After this wordless existential prelude — a clear invitation to the viewer to identify with the hunter — you might imagine that the rest of the movie will be something of a letdown, and you wouldn’t be wrong. Nonetheless, it’s an absorbing and evocative thriller.
Next we watch the Nazi officer Hitler was just seen conversing with (George Sanders) inspecting the rifle and the British passport of the hunter, Alan Thorndike, and speaking almost exclusively in German to an associate and then to a couple of underlings on the phone. Once Thorndike is brought in, we discover from the dialogue, now in English, that he’s a famous big-game hunter, the brother of an English diplomat who visited the same house the previous year. He maintains that he had no intention of assassinating Hitler; he’s guilty only of what he calls a “sporting stalk” — a game to prove to himself for the fun of it that he could have shot him if he’d wanted to.

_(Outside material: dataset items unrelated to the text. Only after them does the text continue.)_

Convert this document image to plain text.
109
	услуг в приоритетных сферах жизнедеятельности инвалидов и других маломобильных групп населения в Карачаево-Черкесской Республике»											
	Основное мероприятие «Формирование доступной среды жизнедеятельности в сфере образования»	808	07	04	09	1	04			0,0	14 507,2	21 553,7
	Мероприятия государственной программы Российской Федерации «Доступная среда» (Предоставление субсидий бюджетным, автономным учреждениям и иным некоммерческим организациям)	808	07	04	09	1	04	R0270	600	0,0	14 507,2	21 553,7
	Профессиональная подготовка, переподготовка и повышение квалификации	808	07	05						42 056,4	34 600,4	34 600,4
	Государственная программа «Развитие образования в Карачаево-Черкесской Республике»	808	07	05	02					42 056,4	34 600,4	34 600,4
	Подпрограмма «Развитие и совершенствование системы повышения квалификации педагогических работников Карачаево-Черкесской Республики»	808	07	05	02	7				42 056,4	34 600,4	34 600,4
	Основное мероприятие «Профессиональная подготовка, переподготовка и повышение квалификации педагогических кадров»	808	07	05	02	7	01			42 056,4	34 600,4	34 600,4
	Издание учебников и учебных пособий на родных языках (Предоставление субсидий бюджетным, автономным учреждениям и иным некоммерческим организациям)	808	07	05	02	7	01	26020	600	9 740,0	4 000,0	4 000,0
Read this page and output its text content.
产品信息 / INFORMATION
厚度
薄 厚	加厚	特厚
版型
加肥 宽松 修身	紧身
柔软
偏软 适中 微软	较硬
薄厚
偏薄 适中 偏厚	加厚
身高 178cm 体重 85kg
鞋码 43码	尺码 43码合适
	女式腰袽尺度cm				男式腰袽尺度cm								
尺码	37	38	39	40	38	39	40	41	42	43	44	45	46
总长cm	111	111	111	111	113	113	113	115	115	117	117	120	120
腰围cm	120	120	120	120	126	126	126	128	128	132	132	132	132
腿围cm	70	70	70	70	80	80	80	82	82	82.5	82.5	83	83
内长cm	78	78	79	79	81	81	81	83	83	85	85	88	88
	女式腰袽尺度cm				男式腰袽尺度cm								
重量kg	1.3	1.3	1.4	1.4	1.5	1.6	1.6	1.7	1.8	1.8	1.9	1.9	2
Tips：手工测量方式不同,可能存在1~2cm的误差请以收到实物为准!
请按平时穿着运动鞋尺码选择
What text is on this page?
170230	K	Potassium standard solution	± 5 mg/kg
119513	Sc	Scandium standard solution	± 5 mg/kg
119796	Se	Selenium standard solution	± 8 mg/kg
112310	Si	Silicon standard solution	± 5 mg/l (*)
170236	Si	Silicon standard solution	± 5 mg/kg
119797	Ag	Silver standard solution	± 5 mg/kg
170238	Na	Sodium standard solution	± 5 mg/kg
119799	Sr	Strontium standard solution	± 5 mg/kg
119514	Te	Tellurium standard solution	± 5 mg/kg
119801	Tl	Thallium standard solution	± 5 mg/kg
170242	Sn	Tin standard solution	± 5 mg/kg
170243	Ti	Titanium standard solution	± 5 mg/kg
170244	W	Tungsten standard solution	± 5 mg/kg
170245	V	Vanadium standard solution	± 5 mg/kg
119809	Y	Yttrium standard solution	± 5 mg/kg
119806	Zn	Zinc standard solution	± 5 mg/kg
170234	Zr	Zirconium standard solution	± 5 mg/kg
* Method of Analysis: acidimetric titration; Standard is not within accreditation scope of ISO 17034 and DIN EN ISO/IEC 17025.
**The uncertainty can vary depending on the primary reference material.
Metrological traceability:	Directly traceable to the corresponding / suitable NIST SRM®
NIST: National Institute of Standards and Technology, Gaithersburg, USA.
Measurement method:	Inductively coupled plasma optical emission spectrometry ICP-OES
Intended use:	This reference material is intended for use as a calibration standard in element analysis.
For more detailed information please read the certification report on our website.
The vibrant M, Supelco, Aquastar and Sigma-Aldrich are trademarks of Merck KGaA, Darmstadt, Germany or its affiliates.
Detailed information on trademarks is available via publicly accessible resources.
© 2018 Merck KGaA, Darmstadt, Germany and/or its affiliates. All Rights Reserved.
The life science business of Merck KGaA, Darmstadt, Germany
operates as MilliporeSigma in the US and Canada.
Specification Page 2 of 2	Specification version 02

This may sound like a stretch — it certainly appears that way to the Nazi officer — yet most of the film appears to confirm his claim. After his capture Thorndike becomes the “man” of the title, hunted by the Nazis after escaping; during his incognito flight on a Danish steamer he’s assisted by a cabin boy (a winning and unaffected performance by Roddy McDowall in his first film role). The foggy London where most of the rest of the film is set — an astonishing studio re-creation that’s even more impressive than the German forest — is a quintessential Langian labyrinth. It incorporates an uncanny approximation of the London Underground, which figures in the taut chase sequence that serves as the film’s centerpiece. If the forest calls to mind Lang’s Nibelungen, this London is at least a second cousin to the city in M, where the realistic sets never entirely depart from a metaphysical sense of fantasy.
In London, Thorndike is helped by a streetwalker (wonderfully played by Joan Bennett, who would go on to star in three more Lang pictures). Lang evaded the studio censors by agreeing to add an absurd prop to her flat, a sewing machine; in the highly codified world of Hollywood, it presumably goes without saying that prostitutes don’t sew. Studio chief Darryl F. Zanuck refused to allow a sequence in which Bennett’s character actually behaves like a streetwalker until Lang shot it at his own expense after hours, assisted by only a couple of his crew members, and showed it to Zanuck for approval. Bennett’s best moments come in a hilarious encounter with Thorndike’s sister-in-law (Heather Thatcher) and in a poignant moment when she bursts into tears after discovering that Thorndike doesn’t want to sleep with her. Just as Lang adroitly used the sound of his own untranslated native language to frighten American audiences, he used Bennett’s cockney accent to create a warm pocket of coziness and safety at the center of a malevolent universe.